Tested on Apple Silicon:

| Metric | Value |
|--------|-------|
| Model | Qwen3-8B-4bit |
| Memory Usage | ~5GB |
| Model Load Time | 4-6 seconds |
| Single Token Latency | ~7ms (135 tok/s) |
| Generation Throughput | ~21 tok/s |

## Modules

| Module | Description |
|--------|-------------|
| `BumblebeeQuantized.Loader` | Load quantized models from safetensors |
| `BumblebeeQuantized.Adapters` | Load, apply, and train LoRA adapters |
| `BumblebeeQuantized.Serving` | Nx.Serving for text generation |
| `BumblebeeQuantized.Training` | LoRA training workflow |
| `BumblebeeQuantized.Models.Qwen3` | Qwen3 quantized model definition |

## Supported Models

Currently supported:
- Qwen3 (8B, other sizes should work)

Planned:
- LLaMA 2/3
- Mistral

## How It Works

1. **Quantized Weights**: Models are stored in MLX 4-bit format with weight triplets (packed uint32, scales, biases)

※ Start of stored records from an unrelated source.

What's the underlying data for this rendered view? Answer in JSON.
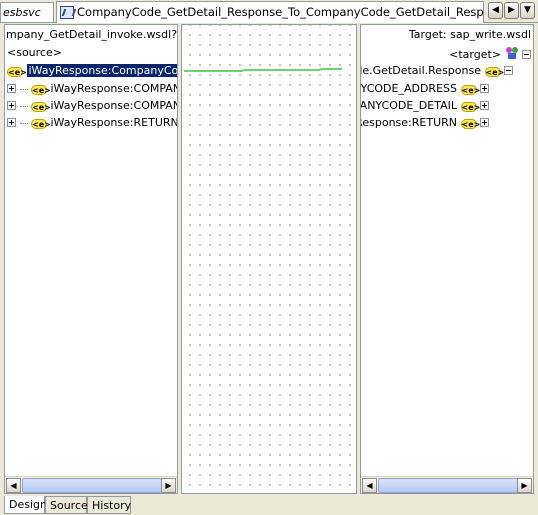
{
  "tabs": {
    "left_tab": "esbsvc",
    "active_tab": "CompanyCode_GetDetail_Response_To_CompanyCode_GetDetail_Response.xsl"
  },
  "nav_buttons": {
    "back": "◀",
    "forward": "▶",
    "menu": "▼"
  },
  "source_panel": {
    "header": "mpany_GetDetail_invoke.wsdl?wsdl",
    "root": "<source>",
    "nodes": [
      {
        "label": "iWayResponse:CompanyCode.G",
        "expanded": true,
        "selected": true
      },
      {
        "label": "iWayResponse:COMPANYC",
        "expanded": false
      },
      {
        "label": "iWayResponse:COMPANYC",
        "expanded": false
      },
      {
        "label": "iWayResponse:RETURN",
        "expanded": false
      }
    ]
  },
  "target_panel": {
    "header": "Target: sap_write.wsdl",
    "root": "<target>",
    "nodes": [
      {
        "label": "de.GetDetail.Response",
        "expanded": true
      },
      {
        "label": "NYCODE_ADDRESS",
        "expanded": false
      },
      {
        "label": "'ANYCODE_DETAIL",
        "expanded": false
      },
      {
        "label": "Response:RETURN",
        "expanded": false
      }
    ]
  },
  "element_icon_text": "<e>",
  "mapping_line_color": "#6dd16d",
  "scroll": {
    "left": "◀",
    "right": "▶"
  },
  "bottom_tabs": [
    "Design",
    "Source",
    "History"
  ]
}
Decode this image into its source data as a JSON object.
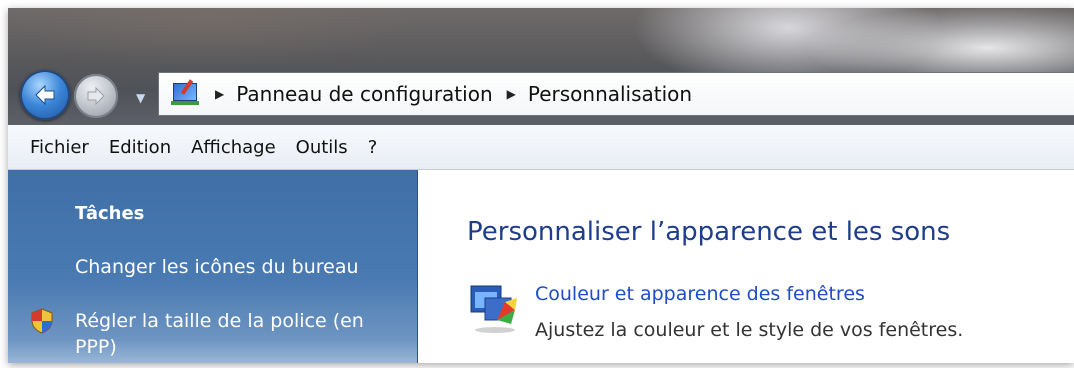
{
  "breadcrumb": {
    "items": [
      "Panneau de configuration",
      "Personnalisation"
    ]
  },
  "menubar": {
    "items": [
      "Fichier",
      "Edition",
      "Affichage",
      "Outils",
      "?"
    ]
  },
  "sidebar": {
    "title": "Tâches",
    "links": [
      "Changer les icônes du bureau",
      "Régler la taille de la police (en",
      "PPP)"
    ]
  },
  "main": {
    "heading": "Personnaliser l’apparence et les sons",
    "item": {
      "link": "Couleur et apparence des fenêtres",
      "description": "Ajustez la couleur et le style de vos fenêtres."
    }
  },
  "icons": {
    "back": "back-arrow-icon",
    "forward": "forward-arrow-icon",
    "control_panel": "control-panel-icon",
    "shield": "uac-shield-icon",
    "window_color": "window-color-icon"
  }
}
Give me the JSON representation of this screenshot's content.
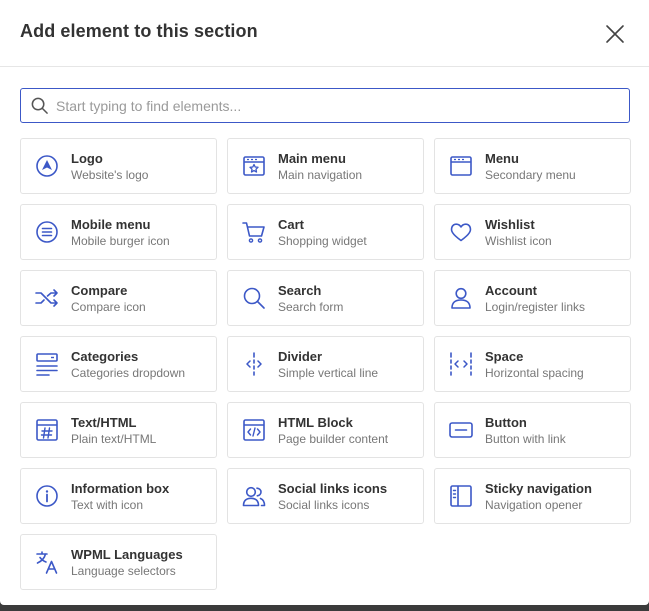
{
  "modal": {
    "title": "Add element to this section",
    "close_icon": "close-icon"
  },
  "search": {
    "placeholder": "Start typing to find elements...",
    "value": "",
    "icon": "search-icon"
  },
  "colors": {
    "accent": "#3c58c7",
    "title_text": "#333333",
    "description_text": "#777777",
    "card_border": "#e3e3e3"
  },
  "elements": [
    {
      "name": "Logo",
      "description": "Website's logo",
      "icon": "logo-icon"
    },
    {
      "name": "Main menu",
      "description": "Main navigation",
      "icon": "main-menu-icon"
    },
    {
      "name": "Menu",
      "description": "Secondary menu",
      "icon": "menu-icon"
    },
    {
      "name": "Mobile menu",
      "description": "Mobile burger icon",
      "icon": "mobile-menu-icon"
    },
    {
      "name": "Cart",
      "description": "Shopping widget",
      "icon": "cart-icon"
    },
    {
      "name": "Wishlist",
      "description": "Wishlist icon",
      "icon": "heart-icon"
    },
    {
      "name": "Compare",
      "description": "Compare icon",
      "icon": "shuffle-icon"
    },
    {
      "name": "Search",
      "description": "Search form",
      "icon": "search-icon"
    },
    {
      "name": "Account",
      "description": "Login/register links",
      "icon": "user-icon"
    },
    {
      "name": "Categories",
      "description": "Categories dropdown",
      "icon": "categories-icon"
    },
    {
      "name": "Divider",
      "description": "Simple vertical line",
      "icon": "divider-icon"
    },
    {
      "name": "Space",
      "description": "Horizontal spacing",
      "icon": "space-icon"
    },
    {
      "name": "Text/HTML",
      "description": "Plain text/HTML",
      "icon": "text-html-icon"
    },
    {
      "name": "HTML Block",
      "description": "Page builder content",
      "icon": "code-block-icon"
    },
    {
      "name": "Button",
      "description": "Button with link",
      "icon": "button-icon"
    },
    {
      "name": "Information box",
      "description": "Text with icon",
      "icon": "info-icon"
    },
    {
      "name": "Social links icons",
      "description": "Social links icons",
      "icon": "users-icon"
    },
    {
      "name": "Sticky navigation",
      "description": "Navigation opener",
      "icon": "sidebar-icon"
    },
    {
      "name": "WPML Languages",
      "description": "Language selectors",
      "icon": "translate-icon"
    }
  ]
}
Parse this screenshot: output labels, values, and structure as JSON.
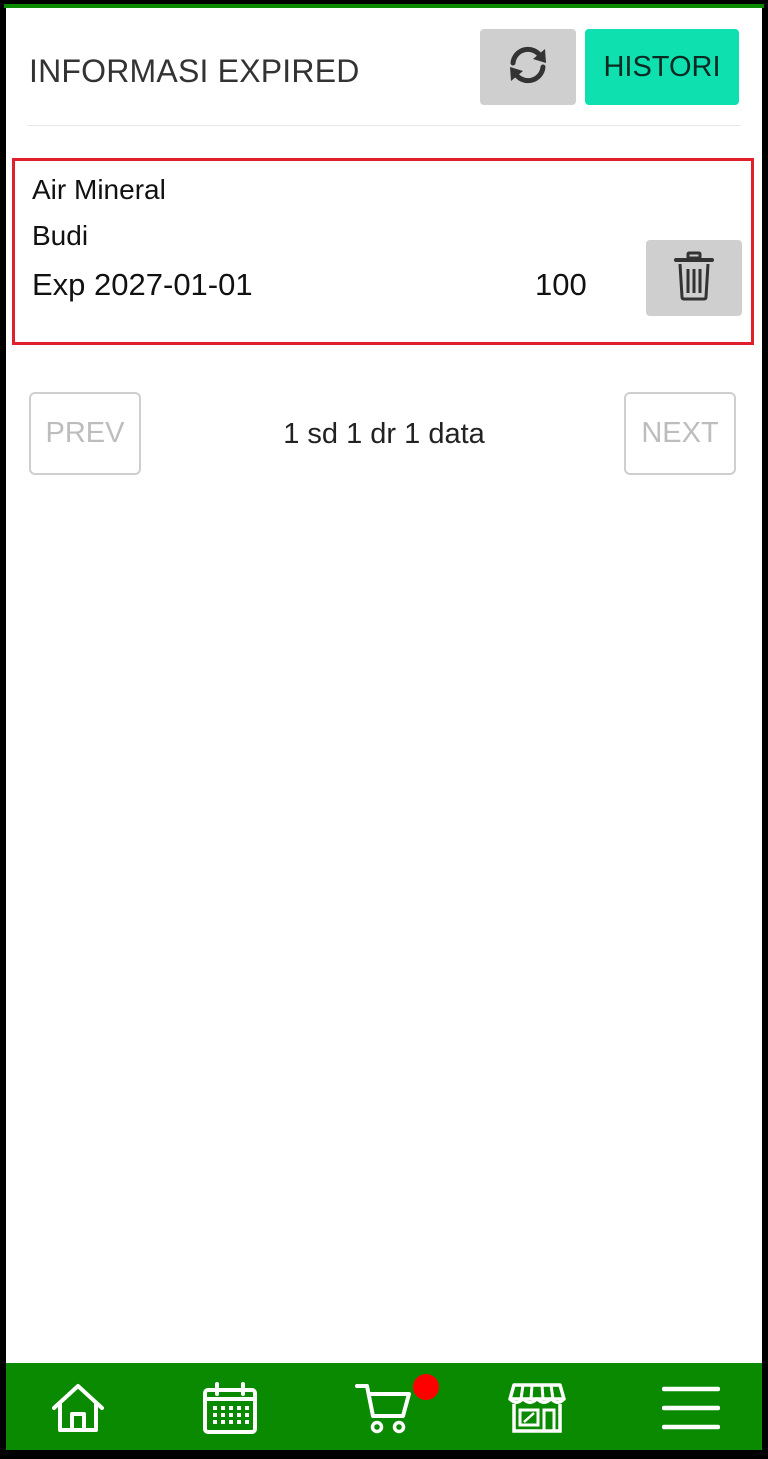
{
  "header": {
    "title": "INFORMASI EXPIRED",
    "refresh_icon": "refresh-icon",
    "histori_label": "HISTORI"
  },
  "items": [
    {
      "name": "Air Mineral",
      "user": "Budi",
      "exp": "Exp 2027-01-01",
      "qty": "100",
      "delete_icon": "trash-icon"
    }
  ],
  "pagination": {
    "prev_label": "PREV",
    "info": "1 sd 1 dr 1 data",
    "next_label": "NEXT"
  },
  "bottom_nav": {
    "items": [
      {
        "icon": "home-icon"
      },
      {
        "icon": "calendar-icon"
      },
      {
        "icon": "cart-icon",
        "badge": true
      },
      {
        "icon": "store-icon"
      },
      {
        "icon": "menu-icon"
      }
    ]
  },
  "colors": {
    "accent": "#0ee0b0",
    "nav_bg": "#098a00",
    "card_border": "#e0202a",
    "badge": "#ff0000"
  }
}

2. **EMLX Backend**: Uses our [EMLX fork](https://github.com/notactuallytreyanastasio/emlx/tree/feat/quantization-ops) with `quantized_matmul` NIF

3. **Runtime LoRA**: Adapters are applied at inference time: `output = base_output + scale * (x @ A @ B)`

4. **Bumblebee Tokenizer**: Uses Bumblebee's tokenizer for text encoding/decoding

## Related Projects

- [bobby_posts](https://github.com/notactuallytreyanastasio/bobby_posts) - The project that spawned this library
- [EMLX Fork](https://github.com/notactuallytreyanastasio/emlx/tree/feat/quantization-ops) - EMLX with quantization ops
- [safetensors_ex](https://github.com/notactuallytreyanastasio/safetensors_ex) - Safetensors parser for Elixir

## License

MIT